In a hot market, venture capital funds throw money around at elevated valuations to beat each other out of an attractive deal. This ensures a healthy amount of competition… but it can also mean many investors are cut out of the deal.
Great private investors – whether they are angels or venture capitalists (VCs) – are continuously deploying capital into different “tranches” of investments year after year.
And it may surprise us to know that some of the most successful technology companies of today were founded – and raised capital – during or shortly after periods of volatility.
In November of 2010, a company called Airbnb held its Series A funding round. The company was valued at just over $67 million.
At the time, the world was still reeling from the sub-prime mortgage crisis. It was one of the worst economic environments in history.

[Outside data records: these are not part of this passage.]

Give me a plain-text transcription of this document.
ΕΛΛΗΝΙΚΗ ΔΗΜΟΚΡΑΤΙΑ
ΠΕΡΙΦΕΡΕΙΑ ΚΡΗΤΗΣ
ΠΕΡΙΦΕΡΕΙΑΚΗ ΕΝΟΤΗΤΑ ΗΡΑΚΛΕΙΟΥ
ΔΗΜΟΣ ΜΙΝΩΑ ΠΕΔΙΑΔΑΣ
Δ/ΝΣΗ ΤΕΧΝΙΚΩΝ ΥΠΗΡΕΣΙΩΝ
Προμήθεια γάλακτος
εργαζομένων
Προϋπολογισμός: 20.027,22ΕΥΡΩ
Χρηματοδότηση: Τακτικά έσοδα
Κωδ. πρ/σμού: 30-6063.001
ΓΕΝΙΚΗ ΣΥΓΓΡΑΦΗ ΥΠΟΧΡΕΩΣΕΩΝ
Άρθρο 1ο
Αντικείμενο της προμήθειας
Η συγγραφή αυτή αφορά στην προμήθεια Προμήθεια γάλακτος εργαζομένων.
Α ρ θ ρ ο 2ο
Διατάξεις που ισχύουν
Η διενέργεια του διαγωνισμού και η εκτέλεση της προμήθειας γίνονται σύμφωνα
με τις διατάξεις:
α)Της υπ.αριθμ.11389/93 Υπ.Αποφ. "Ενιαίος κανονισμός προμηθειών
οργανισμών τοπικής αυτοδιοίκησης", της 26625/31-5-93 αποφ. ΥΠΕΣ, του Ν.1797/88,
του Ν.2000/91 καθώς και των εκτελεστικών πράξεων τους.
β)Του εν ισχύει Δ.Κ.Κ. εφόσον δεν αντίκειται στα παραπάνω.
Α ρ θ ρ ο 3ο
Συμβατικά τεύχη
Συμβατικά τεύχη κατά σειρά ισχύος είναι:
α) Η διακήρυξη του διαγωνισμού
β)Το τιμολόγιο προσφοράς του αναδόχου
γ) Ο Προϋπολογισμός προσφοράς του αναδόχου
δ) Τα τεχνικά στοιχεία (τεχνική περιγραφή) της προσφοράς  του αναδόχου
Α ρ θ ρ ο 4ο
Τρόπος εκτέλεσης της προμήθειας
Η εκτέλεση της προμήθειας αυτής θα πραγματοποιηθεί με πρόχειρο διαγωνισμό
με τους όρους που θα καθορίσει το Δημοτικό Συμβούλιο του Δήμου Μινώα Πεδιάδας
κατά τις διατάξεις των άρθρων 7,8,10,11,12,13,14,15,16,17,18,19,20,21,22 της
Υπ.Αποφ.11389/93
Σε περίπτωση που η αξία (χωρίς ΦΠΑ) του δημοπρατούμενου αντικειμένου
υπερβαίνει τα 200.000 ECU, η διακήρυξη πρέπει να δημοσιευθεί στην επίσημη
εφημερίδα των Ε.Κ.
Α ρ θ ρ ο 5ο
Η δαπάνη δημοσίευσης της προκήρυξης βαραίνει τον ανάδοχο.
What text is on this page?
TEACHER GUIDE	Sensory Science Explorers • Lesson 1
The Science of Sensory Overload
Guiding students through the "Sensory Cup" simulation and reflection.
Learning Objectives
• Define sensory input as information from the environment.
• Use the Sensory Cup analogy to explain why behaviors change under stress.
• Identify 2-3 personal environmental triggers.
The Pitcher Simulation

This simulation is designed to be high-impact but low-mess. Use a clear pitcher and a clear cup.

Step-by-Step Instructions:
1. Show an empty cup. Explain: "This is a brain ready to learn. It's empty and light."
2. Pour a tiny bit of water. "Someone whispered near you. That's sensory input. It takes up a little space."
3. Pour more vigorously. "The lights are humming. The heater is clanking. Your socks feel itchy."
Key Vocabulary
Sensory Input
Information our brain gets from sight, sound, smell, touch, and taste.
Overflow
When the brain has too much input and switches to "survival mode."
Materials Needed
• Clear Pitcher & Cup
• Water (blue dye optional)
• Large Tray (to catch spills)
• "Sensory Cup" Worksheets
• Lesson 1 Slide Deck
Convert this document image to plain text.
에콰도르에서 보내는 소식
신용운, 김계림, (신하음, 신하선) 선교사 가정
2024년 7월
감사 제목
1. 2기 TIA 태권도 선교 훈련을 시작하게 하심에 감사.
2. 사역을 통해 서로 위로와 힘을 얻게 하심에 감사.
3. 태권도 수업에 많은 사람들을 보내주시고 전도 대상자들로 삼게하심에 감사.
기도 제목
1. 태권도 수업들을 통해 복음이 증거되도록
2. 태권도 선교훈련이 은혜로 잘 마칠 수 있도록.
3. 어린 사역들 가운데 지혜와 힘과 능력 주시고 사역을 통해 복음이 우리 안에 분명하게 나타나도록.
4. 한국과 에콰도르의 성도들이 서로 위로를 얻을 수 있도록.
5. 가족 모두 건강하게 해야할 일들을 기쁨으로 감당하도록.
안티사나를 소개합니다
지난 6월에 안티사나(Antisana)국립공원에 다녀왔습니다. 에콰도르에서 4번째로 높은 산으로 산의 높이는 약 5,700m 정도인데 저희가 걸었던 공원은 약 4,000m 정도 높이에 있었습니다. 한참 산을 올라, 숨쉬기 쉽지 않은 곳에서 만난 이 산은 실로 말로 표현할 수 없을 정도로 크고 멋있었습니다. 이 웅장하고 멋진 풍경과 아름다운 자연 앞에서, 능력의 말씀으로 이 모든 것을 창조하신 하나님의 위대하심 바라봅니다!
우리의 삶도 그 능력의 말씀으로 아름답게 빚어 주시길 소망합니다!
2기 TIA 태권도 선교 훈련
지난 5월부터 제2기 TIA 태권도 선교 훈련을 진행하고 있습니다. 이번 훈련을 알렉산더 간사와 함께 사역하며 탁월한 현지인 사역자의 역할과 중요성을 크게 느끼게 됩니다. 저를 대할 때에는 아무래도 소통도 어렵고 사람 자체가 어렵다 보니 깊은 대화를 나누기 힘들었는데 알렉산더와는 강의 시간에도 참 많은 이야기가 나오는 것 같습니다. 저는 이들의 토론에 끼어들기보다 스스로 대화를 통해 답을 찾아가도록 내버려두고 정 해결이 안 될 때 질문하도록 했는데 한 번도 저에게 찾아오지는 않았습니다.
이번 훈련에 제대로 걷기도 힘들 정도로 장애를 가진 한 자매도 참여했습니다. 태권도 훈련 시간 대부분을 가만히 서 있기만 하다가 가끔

I suspect many investors weren’t willing to deploy capital into a private company like Airbnb.
But those who did were rewarded…
Even with the recent volatility, Airbnb is a public company with an enterprise value of $53 billion. For private investors who held on, that represents a return of more than 79,000%.
Pinterest is another company I’m sure we’re familiar with. But what we might not know is that Pinterest held its Series A funding round in September of 2011.
Once again, it was a terrible economic environment. The company raised funds at $52 million. Today, Pinterest trades with an enterprise value of $9.6 billion, an 18,000%+ return.
And then there’s Uber…
We would probably be hard-pressed to find a better private investing success story. Uber held its seed round in September of 2010 – just two years after the collapse of Lehman Brothers – at a $5.4 million valuation. Even with the terrible volatility we’ve seen, Uber is now a public company with an enterprise value of over $46 billion.
Now – of course – these are some of the most iconic examples. Not all private investments will work out. But I share these examples to show that disruptive, private companies can be found in any market.
They can use the time, even in poor economic conditions like these, to build out their product and/or service and get a leg up on the competition. And that will mean they are ready when the economy springs back to life.
These tiny, “day one” companies can grow into multibillion-dollar corporations. Very few people know about them. But the wealth generated is unlike any other investment class that I know.
And it’s one strategy that I believe every investor needs to grow their wealth outside of the stock market in the years to come.